C'est troublant ce Trou noir !

C'est troublant ce Trou noir !


Ce matin, l’autruche se redresse soudainement : le séant dilaté encore fraichement fumant.
Elle accuse aussitôt la fourmi sa voisine forcément responsable de cette douleur indigne :
« que nenni, que nenni » s’écrit la fourmi. « comment pourrais-je, équipée comme je suis, élargir de la sorte un si fumeux derrière ? et vous remarquerez, en causant de l’affaire, que mon propre orifice fume de la même façon… ». De leur trouée, elles accusent le mouton : coupable tout désigné, étant juste à côté. « que nenni ! » s’écrit-il. « Je ne suis point pourvu de semblable appareil et il m’aurait bien plu de n’éprouver sur l’heure ce que dame fourmi décrivait juste avant, que nenni, je vous dis ! ». Petit chef coq fût, de fait, le prochain accusé : « que nenni ! » s’écrit-il « hum, bien qu’ayant profité de vos fonds en cachette, je n’en ai cette ampleur… si nous cherchions plus haut, j’ai, moi-même, une douleur ». de concert, ils accusent leur patron de renard.

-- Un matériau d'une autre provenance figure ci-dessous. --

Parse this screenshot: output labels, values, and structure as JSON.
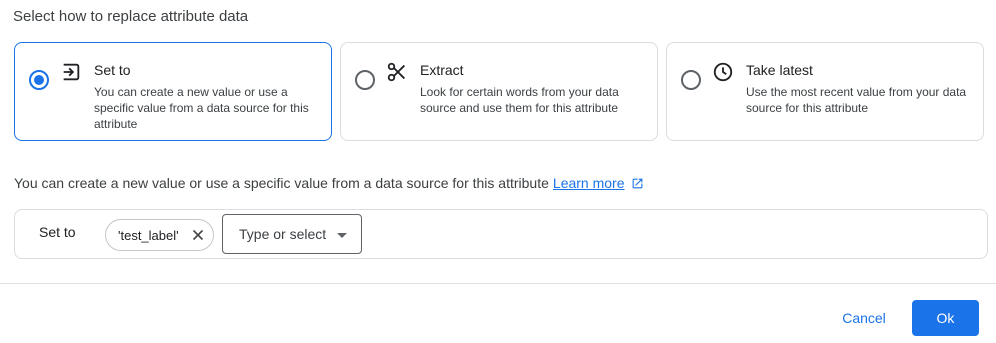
{
  "heading": "Select how to replace attribute data",
  "options": [
    {
      "title": "Set to",
      "description": "You can create a new value or use a specific value from a data source for this attribute",
      "icon": "input-arrow-icon",
      "selected": true
    },
    {
      "title": "Extract",
      "description": "Look for certain words from your data source and use them for this attribute",
      "icon": "scissors-icon",
      "selected": false
    },
    {
      "title": "Take latest",
      "description": "Use the most recent value from your data source for this attribute",
      "icon": "clock-icon",
      "selected": false
    }
  ],
  "info": {
    "text": "You can create a new value or use a specific value from a data source for this attribute",
    "link": "Learn more",
    "link_icon": "open-in-new-icon"
  },
  "set_row": {
    "label": "Set to",
    "chip": "'test_label'",
    "select_placeholder": "Type or select"
  },
  "footer": {
    "cancel": "Cancel",
    "ok": "Ok"
  },
  "colors": {
    "accent": "#1a73e8",
    "border": "#dadce0"
  }
}
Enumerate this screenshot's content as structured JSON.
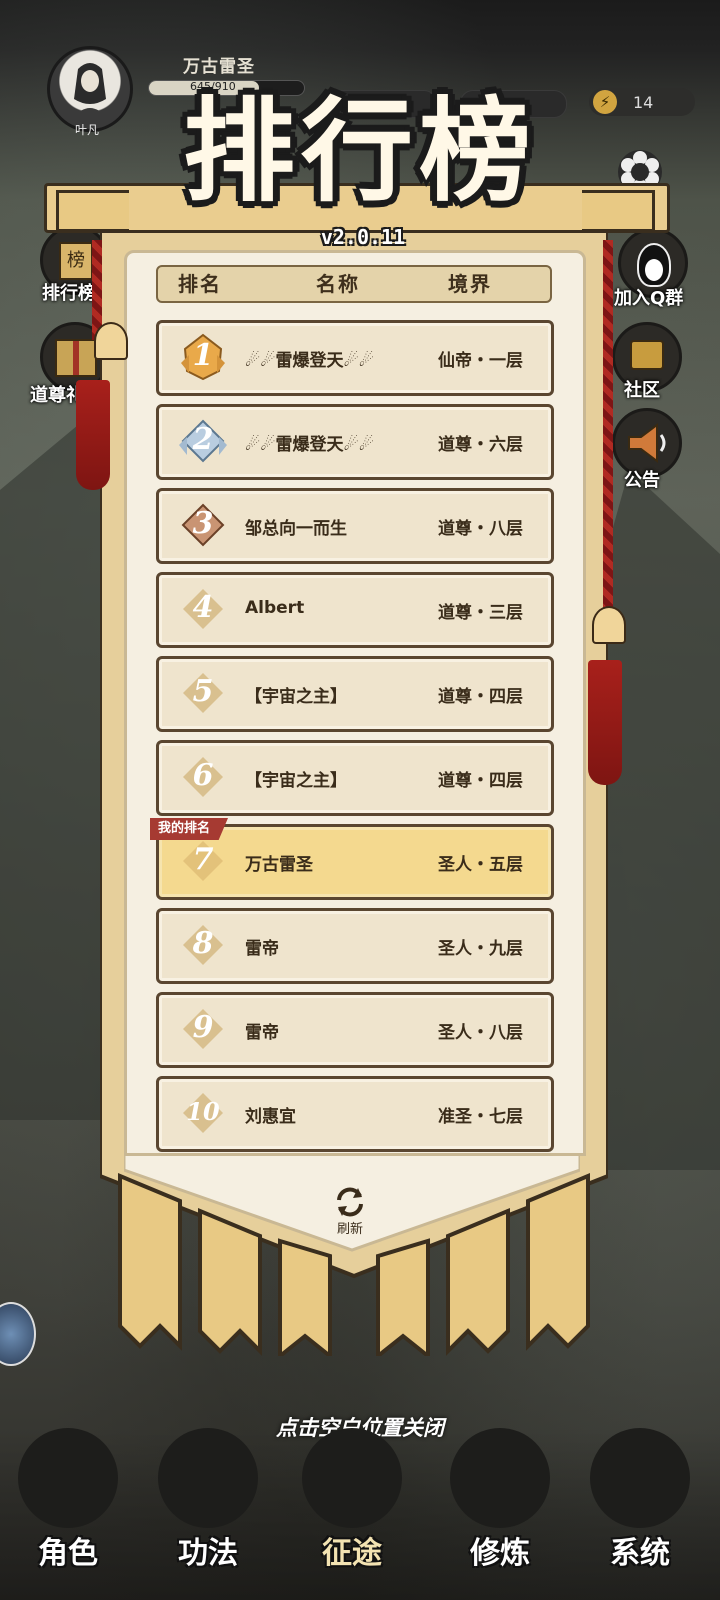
{
  "player": {
    "avatar_name": "叶凡",
    "name": "万古雷圣",
    "exp_text": "645/910",
    "exp_fraction": 0.71
  },
  "energy": {
    "value": "14"
  },
  "side_left": [
    {
      "label": "排行榜"
    },
    {
      "label": "道尊礼包"
    }
  ],
  "side_right": [
    {
      "label": "加入Q群"
    },
    {
      "label": "社区"
    },
    {
      "label": "公告"
    }
  ],
  "leaderboard": {
    "title": "排行榜",
    "version": "v2.0.11",
    "headers": {
      "rank": "排名",
      "name": "名称",
      "realm": "境界"
    },
    "my_rank_tag": "我的排名",
    "rows": [
      {
        "rank": "1",
        "name": "☄☄雷爆登天☄☄",
        "realm": "仙帝・一层"
      },
      {
        "rank": "2",
        "name": "☄☄雷爆登天☄☄",
        "realm": "道尊・六层"
      },
      {
        "rank": "3",
        "name": "邹总向一而生",
        "realm": "道尊・八层"
      },
      {
        "rank": "4",
        "name": "Albert",
        "realm": "道尊・三层"
      },
      {
        "rank": "5",
        "name": "【宇宙之主】",
        "realm": "道尊・四层"
      },
      {
        "rank": "6",
        "name": "【宇宙之主】",
        "realm": "道尊・四层"
      },
      {
        "rank": "7",
        "name": "万古雷圣",
        "realm": "圣人・五层"
      },
      {
        "rank": "8",
        "name": "雷帝",
        "realm": "圣人・九层"
      },
      {
        "rank": "9",
        "name": "雷帝",
        "realm": "圣人・八层"
      },
      {
        "rank": "10",
        "name": "刘惠宜",
        "realm": "准圣・七层"
      }
    ],
    "refresh_label": "刷新",
    "close_tip": "点击空白位置关闭"
  },
  "nav": [
    {
      "label": "角色"
    },
    {
      "label": "功法"
    },
    {
      "label": "征途"
    },
    {
      "label": "修炼"
    },
    {
      "label": "系统"
    }
  ],
  "colors": {
    "gold": "#eacd8f",
    "my_row": "#f4d98f",
    "tag_red": "#a63a32",
    "tassel_red": "#a8201b"
  }
}
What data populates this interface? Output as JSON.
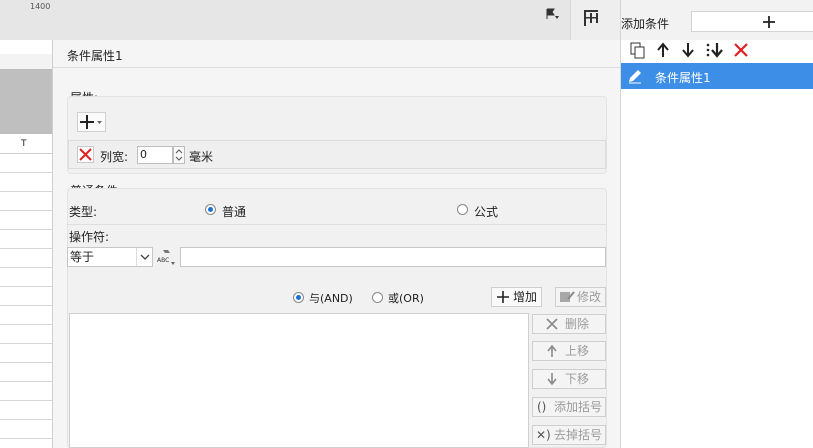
{
  "toolbar": {
    "flag_icon": "flag-dropdown-icon",
    "layout_icon": "column-layout-icon"
  },
  "sheet": {
    "ruler_label": "1400",
    "column_label": "T"
  },
  "dialog": {
    "title": "条件属性1",
    "property_section": {
      "label": "属性:",
      "add_icon": "plus-dropdown-icon"
    },
    "width_row": {
      "label": "列宽:",
      "value": "0",
      "unit": "毫米"
    },
    "general_section": {
      "label": "普通条件",
      "type_label": "类型:",
      "type_options": [
        {
          "label": "普通",
          "selected": true
        },
        {
          "label": "公式",
          "selected": false
        }
      ],
      "operator_label": "操作符:",
      "operator_value": "等于",
      "value_input": ""
    },
    "logic": {
      "and_label": "与(AND)",
      "or_label": "或(OR)",
      "and_selected": true,
      "add_label": "增加",
      "modify_label": "修改"
    },
    "side_buttons": {
      "delete": "删除",
      "move_up": "上移",
      "move_down": "下移",
      "add_bracket": "添加括号",
      "remove_bracket": "去掉括号"
    }
  },
  "right_panel": {
    "title": "添加条件",
    "list_items": [
      {
        "label": "条件属性1",
        "selected": true
      }
    ]
  },
  "colors": {
    "accent": "#3d8ee6",
    "delete_red": "#e02020",
    "radio_on": "#1a73d8"
  }
}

L’animal se défend mais un peu mal car tout en avouant sa maigre participation possède un arrière train avec ventilation . Unissant leurs griefs, ils vont grogner à la niche, du chien qui les gouverne, qu’il s’explique pour leurs miches. Le chien qui sait parler les endort un instant mais ne pouvant s’assoir détruit l’enchantement. Il n’a que peu d’excuses fasse à son « intrusion » mais comme rien ne l’accuse il ne reste que le lion. Avachi sur son trône, écoutant sagement les revendications du peuple mécontent, le roi des animaux s’offusque presque qu’on puisse penser qu’il soit l’auteur d’un acte qui l’avilisse, arguant le fait sans doute de quelques subordonnés. De par sa taille infime, la fourmi, décidée à percer le mystère, s’immisce derrière le trône… ce qu’elle y découvrit ? personne ne s’en étonne. Qu’il y a-t-il au dessus, ou bien plutôt derrière, celui que rien n’égale, lui, notre dieu, la lumière ? le plus grand dirigeant n’est pas celui qu’on croit, qu’il s’agite, vocifère, tout ça n’est qu’apparat. Le véritable pouvoir c’est celui de l’argent, le vautour le détient, c’est lui le fabricant.